The takeaway is clear: despite recent contractions, banks are ramping up staffing. The intent to grow headcount signals renewed confidence in the industry’s trajectory and possibly an expected uptick in demand for services, technology or operational capacity.
The 2025 portfolio forecast from the Bank 50 reflects a strong, forward-looking stance on net asset growth and lending activity: 32 expect their portfolios to grow, 14 anticipate no significant change, and only four project a decrease. This signals broad-based confidence in market conditions and borrower demand. However, the banks’ expected rate of increase remains cautious. Based on a weighted average, the reporting banks expected a collective portfolio growth of 1.6%.

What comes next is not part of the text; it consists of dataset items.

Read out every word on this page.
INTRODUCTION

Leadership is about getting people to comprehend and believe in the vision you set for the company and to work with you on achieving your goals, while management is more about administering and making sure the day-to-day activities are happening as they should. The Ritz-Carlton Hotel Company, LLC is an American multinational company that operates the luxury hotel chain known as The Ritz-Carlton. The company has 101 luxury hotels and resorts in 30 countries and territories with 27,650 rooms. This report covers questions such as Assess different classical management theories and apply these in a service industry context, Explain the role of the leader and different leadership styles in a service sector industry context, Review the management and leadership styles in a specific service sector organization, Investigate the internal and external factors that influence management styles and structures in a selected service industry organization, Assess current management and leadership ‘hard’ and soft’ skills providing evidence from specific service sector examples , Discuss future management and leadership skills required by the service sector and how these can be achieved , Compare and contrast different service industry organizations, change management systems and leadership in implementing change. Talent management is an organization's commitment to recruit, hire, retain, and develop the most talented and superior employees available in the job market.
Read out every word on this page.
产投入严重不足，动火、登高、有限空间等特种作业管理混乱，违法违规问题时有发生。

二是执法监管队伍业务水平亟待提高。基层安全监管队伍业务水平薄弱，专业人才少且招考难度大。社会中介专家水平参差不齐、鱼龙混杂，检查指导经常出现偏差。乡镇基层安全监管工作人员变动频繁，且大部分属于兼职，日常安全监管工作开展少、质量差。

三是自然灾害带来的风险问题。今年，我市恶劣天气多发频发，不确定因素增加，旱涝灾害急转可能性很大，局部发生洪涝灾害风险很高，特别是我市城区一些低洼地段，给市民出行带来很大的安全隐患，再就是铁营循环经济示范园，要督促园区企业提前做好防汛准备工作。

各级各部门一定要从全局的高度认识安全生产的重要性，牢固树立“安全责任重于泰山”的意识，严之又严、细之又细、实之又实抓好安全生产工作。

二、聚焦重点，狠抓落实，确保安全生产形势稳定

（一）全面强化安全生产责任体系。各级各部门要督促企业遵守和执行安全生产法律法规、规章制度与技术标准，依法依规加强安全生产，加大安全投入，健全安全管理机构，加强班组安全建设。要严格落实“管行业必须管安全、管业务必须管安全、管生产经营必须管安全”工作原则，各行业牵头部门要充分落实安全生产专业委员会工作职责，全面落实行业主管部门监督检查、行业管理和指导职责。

The 2025 originations forecast from the Bank 50 shows strong momentum across the lending landscape: 35 expect to increase originations, 11 anticipate no change and four project a decrease. Calculated on an average weighted basis, the Bank 50 anticipates a healthy 4% growth in new business volume by year-end 2025. Overall, the outlook points to an active lending environment.
Monitor thanks all participants and their staff members for providing the survey data we rely on to produce this report. As always, we welcome your feedback and commentary.
Rita E. Garwood is Editor in Chief of Monitor.